Under current government plans, tax revenue is forecast to rise to 35 per cent of GDP by 2025-26. If this happens, think tank the Institute for Fiscal Studies predicts that: “It will represent the highest sustained level of tax seen in the UK since the aftermath of the Second World War”.
Some of that is down to higher tax rates.
Hollands explains: “We know already that a 1.25 per cent national insurance hike is arriving in the new tax year on 6 April. The economic mood music is swinging behind a fiscal boost – but both [the chancellor] and Boris have stated they are sticking to their guns on the health and social care levy.
And let’s not forget that the government will both be under pressure to raise wages in the public sector, as well as increase defence spending in response to the war in Ukraine.
“So it looks like the average worker will be paying £255 a year more in tax in a few weeks’ time. And that hike comes alongside an increase to the taxation of dividends, with 1.25 per cent added to the rate for each tax band,” adds Holland.
But some of it will be down to fiscal drag, as millions are drawn further over the personal tax-free allowance, and dragged further over the higher tax-rate thresholds. Likewise, as estates and properties increase in value more inheritance tax and stamp duty will be taken from them.
But others point more firmly to fuel.
Fuel funding
“Right now, it’s so bad that many people need a second job so that they can afford their first job. With petrol prices at a record high, reducing fuel duty is a must for the chancellor, and a big win on many levels,” argues Julia Kermode, founder of Nantwich-based IWork.

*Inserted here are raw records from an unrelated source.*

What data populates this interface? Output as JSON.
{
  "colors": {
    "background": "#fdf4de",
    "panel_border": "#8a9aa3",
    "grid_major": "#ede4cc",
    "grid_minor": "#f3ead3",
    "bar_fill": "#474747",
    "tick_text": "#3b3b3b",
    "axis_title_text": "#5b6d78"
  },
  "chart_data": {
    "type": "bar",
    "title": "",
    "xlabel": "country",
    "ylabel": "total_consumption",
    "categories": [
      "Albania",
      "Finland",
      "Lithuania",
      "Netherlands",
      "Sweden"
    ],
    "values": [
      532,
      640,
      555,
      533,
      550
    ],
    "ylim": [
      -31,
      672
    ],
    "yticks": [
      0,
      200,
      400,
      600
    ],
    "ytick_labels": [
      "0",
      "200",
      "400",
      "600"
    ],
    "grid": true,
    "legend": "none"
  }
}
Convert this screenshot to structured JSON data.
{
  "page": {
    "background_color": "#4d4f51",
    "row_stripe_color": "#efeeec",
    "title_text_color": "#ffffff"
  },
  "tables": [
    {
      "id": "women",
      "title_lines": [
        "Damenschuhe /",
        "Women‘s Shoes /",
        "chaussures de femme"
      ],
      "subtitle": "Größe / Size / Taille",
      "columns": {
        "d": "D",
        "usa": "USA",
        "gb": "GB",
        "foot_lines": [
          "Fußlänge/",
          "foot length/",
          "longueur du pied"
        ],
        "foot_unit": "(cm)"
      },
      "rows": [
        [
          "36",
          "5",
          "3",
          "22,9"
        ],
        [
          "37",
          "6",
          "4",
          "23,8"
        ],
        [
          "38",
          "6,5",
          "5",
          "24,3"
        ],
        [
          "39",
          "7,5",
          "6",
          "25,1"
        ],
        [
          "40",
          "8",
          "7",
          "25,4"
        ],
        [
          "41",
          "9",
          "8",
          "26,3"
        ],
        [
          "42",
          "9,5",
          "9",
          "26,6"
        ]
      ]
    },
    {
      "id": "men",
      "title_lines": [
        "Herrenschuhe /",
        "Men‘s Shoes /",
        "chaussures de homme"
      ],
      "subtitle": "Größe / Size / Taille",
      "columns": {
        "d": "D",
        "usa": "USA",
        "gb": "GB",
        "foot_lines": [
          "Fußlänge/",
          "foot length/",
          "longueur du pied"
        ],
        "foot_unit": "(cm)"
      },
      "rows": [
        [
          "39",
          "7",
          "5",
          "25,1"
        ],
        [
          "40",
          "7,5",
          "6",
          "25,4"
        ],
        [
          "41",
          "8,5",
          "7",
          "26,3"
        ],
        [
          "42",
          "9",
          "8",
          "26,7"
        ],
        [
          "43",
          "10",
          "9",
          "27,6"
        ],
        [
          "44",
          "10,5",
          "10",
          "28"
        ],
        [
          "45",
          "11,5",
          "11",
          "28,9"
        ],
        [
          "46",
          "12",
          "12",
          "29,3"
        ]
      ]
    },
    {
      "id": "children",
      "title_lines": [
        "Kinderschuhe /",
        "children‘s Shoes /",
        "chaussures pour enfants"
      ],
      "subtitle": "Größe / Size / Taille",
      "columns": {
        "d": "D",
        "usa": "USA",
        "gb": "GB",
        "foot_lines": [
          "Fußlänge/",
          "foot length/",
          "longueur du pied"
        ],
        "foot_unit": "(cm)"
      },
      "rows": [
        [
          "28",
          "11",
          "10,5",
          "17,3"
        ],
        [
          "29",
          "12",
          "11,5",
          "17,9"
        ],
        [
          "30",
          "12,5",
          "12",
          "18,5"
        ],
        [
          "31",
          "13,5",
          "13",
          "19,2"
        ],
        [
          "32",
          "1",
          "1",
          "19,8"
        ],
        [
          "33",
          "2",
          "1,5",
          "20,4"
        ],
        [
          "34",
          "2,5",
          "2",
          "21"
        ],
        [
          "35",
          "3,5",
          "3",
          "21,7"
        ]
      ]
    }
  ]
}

“Already overstretched families are struggling to survive spiralling cost-of-living increases and fuel prices mean that some can’t afford to commute to earn the money they need.
“Businesses are also suffering at the hands of rising costs, and reducing fuel duty will also help them at this critical time post-pandemic.”
But while there are reports that the spring statement may well include a cut to fuel duty of 5p a litre – a welcome change, says Coles, that still leaves the government making 80p a litre at the pumps.
"As Churchill remarked, never let a crisis go to waste,” concludes Lewis Shaw, of independent mortgage broker, Shaw Financial Services.
“Rishi Sunak has a once-in-a-lifetime opportunity to alter the direction of our economy for the better.
“We need to impose a windfall tax on energy producers’ bumper profits and use quantitative easing – our tax revenues are above where we expected so we can afford to – to begin a green new deal. This would mean new jobs and better pay. The jobs would be installing insulation to cut energy costs as more than 30 per cent of UK houses are uninsulated at present.
“We also need more double glazing and heat pumps rather than gas boilers. On top of that, solar, wind, tidal and other new energy sources are required. The time for radical thinking is now. If Rishi doesn’t act, and dramatically so, then we’ve got a recession coming that will make the one that followed the global financial crisis look like a walk in the park.”